I remember when I was in my early years of university, studying my undergraduate degrees to become a teacher and learning for the first time about this word pedagogy. I loved the word straight away, but did I know what it meant? It was explained to me that it meant the ‘art and science of teaching’ or the ‘teachers toolbox of tricks (strategies)’. However, now that I’ve been teaching (or working in other education projects) for almost 8 years, I have come to see that pedagogy is more of a playground.
What once was characterised by some basic wooden features that allowed a child to slide and swing, is now site to a stimulating experience, limited only by the imagination. Wooden playgrounds, like the one pictured above, were simple but fun. There were swings and slides, a way to climb and a platform or two to stand on and pretend you were at the helm of a private ship. But nowadays, a child may have to sit back and observe/take in a background some before they interact with it, making sense of the myriad of colourful and creative constructions in it before they take off and journey into exciting new adventure worlds. This is very much like pedagogy to me.

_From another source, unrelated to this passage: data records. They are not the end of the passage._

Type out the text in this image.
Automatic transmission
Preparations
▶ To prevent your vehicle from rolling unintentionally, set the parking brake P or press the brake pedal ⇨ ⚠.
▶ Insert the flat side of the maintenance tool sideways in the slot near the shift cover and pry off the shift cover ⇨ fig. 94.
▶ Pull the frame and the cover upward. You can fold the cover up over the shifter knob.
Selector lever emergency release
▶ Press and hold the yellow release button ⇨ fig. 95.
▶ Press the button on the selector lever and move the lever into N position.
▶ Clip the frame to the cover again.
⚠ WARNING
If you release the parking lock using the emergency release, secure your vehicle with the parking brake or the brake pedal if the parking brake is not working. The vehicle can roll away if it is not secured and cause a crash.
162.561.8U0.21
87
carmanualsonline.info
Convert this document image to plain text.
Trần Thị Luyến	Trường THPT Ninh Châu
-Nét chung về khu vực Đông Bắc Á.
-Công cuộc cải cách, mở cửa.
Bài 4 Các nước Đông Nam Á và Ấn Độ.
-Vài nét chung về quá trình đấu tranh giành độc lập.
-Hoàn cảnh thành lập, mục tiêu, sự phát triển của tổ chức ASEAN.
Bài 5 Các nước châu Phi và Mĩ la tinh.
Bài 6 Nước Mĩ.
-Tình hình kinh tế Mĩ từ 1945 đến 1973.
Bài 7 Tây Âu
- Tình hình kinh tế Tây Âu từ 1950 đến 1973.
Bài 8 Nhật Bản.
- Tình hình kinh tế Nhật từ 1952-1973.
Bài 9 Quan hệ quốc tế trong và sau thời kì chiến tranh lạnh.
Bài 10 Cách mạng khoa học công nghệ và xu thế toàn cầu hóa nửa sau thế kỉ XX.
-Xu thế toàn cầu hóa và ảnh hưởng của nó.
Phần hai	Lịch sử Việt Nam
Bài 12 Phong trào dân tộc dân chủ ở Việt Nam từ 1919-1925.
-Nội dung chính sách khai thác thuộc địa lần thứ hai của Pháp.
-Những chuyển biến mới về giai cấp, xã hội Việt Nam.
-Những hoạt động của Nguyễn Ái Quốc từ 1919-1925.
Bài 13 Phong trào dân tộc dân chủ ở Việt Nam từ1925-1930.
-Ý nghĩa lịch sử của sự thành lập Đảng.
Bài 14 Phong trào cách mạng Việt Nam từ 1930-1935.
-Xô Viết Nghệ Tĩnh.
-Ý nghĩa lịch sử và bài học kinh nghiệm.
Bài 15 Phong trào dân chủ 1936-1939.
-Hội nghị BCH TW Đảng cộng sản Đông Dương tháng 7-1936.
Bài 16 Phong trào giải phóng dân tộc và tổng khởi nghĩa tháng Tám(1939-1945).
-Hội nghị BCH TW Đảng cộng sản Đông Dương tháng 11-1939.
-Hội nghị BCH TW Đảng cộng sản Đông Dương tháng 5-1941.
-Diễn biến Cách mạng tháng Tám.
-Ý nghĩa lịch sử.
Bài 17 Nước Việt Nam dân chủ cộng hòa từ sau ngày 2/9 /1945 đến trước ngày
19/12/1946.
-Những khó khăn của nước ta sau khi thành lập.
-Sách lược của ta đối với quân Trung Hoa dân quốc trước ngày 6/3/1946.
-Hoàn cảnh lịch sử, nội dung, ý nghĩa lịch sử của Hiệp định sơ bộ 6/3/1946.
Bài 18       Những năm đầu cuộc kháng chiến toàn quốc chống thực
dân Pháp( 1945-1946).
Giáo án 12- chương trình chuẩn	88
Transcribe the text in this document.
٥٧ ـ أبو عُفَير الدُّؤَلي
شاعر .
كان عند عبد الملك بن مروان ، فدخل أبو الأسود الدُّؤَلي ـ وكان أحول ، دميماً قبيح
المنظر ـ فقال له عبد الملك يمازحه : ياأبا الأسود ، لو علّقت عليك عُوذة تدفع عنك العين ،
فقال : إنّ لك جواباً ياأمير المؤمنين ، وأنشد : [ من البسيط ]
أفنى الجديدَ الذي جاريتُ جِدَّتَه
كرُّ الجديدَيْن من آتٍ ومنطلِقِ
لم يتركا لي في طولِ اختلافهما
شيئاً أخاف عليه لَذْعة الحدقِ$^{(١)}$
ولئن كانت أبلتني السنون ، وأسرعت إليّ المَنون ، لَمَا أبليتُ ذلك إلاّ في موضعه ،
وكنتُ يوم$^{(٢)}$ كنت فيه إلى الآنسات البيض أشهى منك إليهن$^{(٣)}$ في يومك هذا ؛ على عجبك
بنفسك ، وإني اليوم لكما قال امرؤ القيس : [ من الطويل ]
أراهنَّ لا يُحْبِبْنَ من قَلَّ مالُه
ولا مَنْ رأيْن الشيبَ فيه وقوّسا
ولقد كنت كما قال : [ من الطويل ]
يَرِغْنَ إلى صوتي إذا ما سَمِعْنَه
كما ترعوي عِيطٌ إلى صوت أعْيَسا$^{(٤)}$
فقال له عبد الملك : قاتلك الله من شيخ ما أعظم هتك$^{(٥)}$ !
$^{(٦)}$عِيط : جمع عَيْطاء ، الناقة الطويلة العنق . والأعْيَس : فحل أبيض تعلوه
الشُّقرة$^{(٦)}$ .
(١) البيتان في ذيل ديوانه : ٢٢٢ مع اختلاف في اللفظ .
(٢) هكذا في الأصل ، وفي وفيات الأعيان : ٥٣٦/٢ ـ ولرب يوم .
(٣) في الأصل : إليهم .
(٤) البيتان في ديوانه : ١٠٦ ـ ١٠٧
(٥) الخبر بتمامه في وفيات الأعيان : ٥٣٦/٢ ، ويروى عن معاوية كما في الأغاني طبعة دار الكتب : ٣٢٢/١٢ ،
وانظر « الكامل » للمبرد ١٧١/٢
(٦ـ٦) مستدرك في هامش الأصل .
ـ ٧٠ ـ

Karin Brodie, in an article entitled ‘Pedagogy is a three-ring circus’, defines pedagogy when she says: “A good education rests on the relationship between knowledge, teaching and learning.” Her article in the Mail & Guardian on August 8th, juxtaposes the perspectives and theories of Chris Waldburger and Meshach Ogunniyi, who both had articles in the Mail & Guardian on July 25th. Authors Waldburger and Ogunniyi, look at the nature of the progressive or ‘child-centred’ curriculum that is taking shape in the 21st century.
“For Waldburger, academic, classical knowledge must be the core of the curriculum, and for good reason: this knowledge has stood the test of time and has been found to be powerful and empowering for many.
Ogunniyi questions the notion that classical Western knowledge is empowering for all learners, and indeed research has shown that many learners find disciplinary knowledge, as taught in schools, disempowering rather than empowering.” (Brodie, 2014)
However, what Waldburger fails to do is take into consideration learning and the notion that we can only develop new knowledge when linked to background knowledge, whereas Ogunniyi does recognise this, even though he fails to recognise the full scop of children’s knowledge. Both authors fail to demonstrate and outline the role the teacher plays in all of it as well. Students can embrace and be empowered by new subject matter and experiences if their background knowledge is accessed. If they enter a new playground, one with 21st century design ideas, they will observe and access their background knowledge to make assessments about what each section may require them to do to have fun and ‘play’. How do they have these skills? How are they taught to play? If we liken this to learning some more, yes students can do rote ‘learning’ tasks such as close passages and comprehension, but can they face a new problem and access their background knowledge and skills, observe and then develop new knowledge and skills to solve it and thereby create a new foundation for future learning?
The concept of pedagogy and what it is opens up all sorts of conversations amongst educators but as this article highlights, the relationship is between knowledge, teaching and learning. Dictionary.com defines pedagogy in these words:
1. the function or work of a teacher; teaching.
2. the art or science of teaching; education; instructional methods.